Ed è esattamente così. Nonostante il sound sia sempre lo stesso per tutta la durata dell’esibizione, col passare dei brani il trio americano conquista tutti, me compreso, grazie anche ad un’immagine studiata (bel look, anche se un po’ mi ricordavano dei personaggi di Alice nel paese delle meraviglie) e ad un bassista che, da solo, ha letteralmente “tenuto su i pezzi” creando un groove pazzesco che ha portato ad un livello successivo l’esibizione. Invece di fare, come molti suoi colleghi di altre band, milioni di note spesso incomprensibili a causa di suoni pessimi e volumi allucinanti, il nostro ha pensato bene di infarcire i brani di tanti accordi di basso da mettere a dura prova gli amplificatori.

ROTTING CHRIST
Il tempo a loro disposizione finisce abbastanza in fretta ed ecco salire sul palco i Rotting Christ, band ellenica che non ha di certo bisogno di presentazioni. Le atmosfere si fanno decisamente più epiche e cupe, il pubblico si lascia coinvolgere rispondendo ai brani proposti con cori e bestemmie ed i nostri, sul palco, si divertono e si vede: si muovono, suonano fieri e potenti, scambiano qualche parola col pubblico in italiano e conquistano tutti i presenti. Nonostante la mia iniziale diffidenza, i brani estratti da “Ritual” dal vivo risultano decisamente vincenti, risultando davvero simili ad un rituale (“Apage Satana” su tutte) dove il pubblico viene coinvolto in prima persona e diventa un elemento chiave per la riuscita dei pezzi stessi. 

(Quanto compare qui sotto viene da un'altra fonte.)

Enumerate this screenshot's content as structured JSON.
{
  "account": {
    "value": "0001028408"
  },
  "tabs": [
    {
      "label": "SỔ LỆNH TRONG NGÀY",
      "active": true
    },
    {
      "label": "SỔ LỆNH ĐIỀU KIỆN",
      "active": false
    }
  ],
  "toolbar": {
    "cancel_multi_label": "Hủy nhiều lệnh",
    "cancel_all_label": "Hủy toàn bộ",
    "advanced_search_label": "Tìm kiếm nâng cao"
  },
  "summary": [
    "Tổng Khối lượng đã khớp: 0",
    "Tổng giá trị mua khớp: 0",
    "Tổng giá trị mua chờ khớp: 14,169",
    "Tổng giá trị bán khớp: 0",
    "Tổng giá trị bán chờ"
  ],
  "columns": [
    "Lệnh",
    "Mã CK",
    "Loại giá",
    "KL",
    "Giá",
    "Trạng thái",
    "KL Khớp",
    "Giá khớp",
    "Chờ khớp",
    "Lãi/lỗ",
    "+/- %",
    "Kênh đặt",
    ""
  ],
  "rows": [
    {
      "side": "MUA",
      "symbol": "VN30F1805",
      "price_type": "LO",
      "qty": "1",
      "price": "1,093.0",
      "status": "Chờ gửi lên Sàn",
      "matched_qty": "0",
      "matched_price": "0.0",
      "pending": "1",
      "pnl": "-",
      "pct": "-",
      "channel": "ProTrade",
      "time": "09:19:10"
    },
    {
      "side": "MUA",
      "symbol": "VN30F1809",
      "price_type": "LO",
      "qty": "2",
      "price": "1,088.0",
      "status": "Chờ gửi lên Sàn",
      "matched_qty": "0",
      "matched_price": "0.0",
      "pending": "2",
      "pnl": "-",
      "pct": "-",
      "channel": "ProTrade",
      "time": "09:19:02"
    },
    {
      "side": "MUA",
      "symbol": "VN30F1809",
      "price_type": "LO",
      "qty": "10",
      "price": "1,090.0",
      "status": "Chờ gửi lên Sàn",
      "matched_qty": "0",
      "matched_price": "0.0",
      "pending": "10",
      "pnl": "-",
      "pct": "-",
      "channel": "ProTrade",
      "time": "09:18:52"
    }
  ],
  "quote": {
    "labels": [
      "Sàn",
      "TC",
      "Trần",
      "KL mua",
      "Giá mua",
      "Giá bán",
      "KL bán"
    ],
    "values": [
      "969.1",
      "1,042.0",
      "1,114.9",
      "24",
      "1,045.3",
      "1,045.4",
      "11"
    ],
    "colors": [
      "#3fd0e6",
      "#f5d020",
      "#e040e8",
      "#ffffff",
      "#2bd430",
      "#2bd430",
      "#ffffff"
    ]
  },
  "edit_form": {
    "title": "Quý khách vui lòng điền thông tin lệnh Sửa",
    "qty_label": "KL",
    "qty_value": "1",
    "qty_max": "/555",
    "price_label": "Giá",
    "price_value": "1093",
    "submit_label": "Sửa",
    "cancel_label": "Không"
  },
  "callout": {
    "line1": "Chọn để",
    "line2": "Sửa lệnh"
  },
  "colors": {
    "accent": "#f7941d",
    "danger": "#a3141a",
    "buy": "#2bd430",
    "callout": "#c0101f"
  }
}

Il tempo a disposizione di Sakis e soci arriva alla fine con la doppietta “In Yumen-Xibalba” / “Grandis Spiritus Diavolos” entrambe estratte da “Kata Ton Daimona Eaytoy” del 2013, ed è tempo per gli svedesi Watain salire sul palco e far vedere a tutti cosa significhi essere gli alfieri del sound svedese ormai da due decadi.

WATAIN
A differenza di quanto visto al Party San dove hanno suonato da headliner della terza serata, in quel di Trezzo i nostri sono orfani di tutte quelle fiamme che hanno reso i loro show epocali (e chi c’era al Party San sa a cosa mi riferisco…. Fuoco e fiamme ovunque!!!). Nonostante la prova dei nostri sia stata valida e coinvolgente, devo ammettere che senza tutte quelle fiamme sul palco lo show è stato meno impressionante, forse più canonico, ed un po’ di quella magia che si respira grazie ai siparietti/rituali di Erik Danielsson va a scemare. Nonostante ciò, “Nuclear Alchemy” e “Malfeitor” hanno sul pubblico lo stesso effetto di un gancio/montante del Mike Tyson dei tempi d’oro, Lillo al basso corre su e giù per il palco agitandosi come indemoniato e Danielsson interloquisce col pubblico citando anche l’ex membro (ed italianissimo) Set Teitan (ex Aborym e Dissection), allontanato dalla band a causa di un saluto nazista. Che altro aggiungere? Di band e concerti così non ne ho mai abbastanza!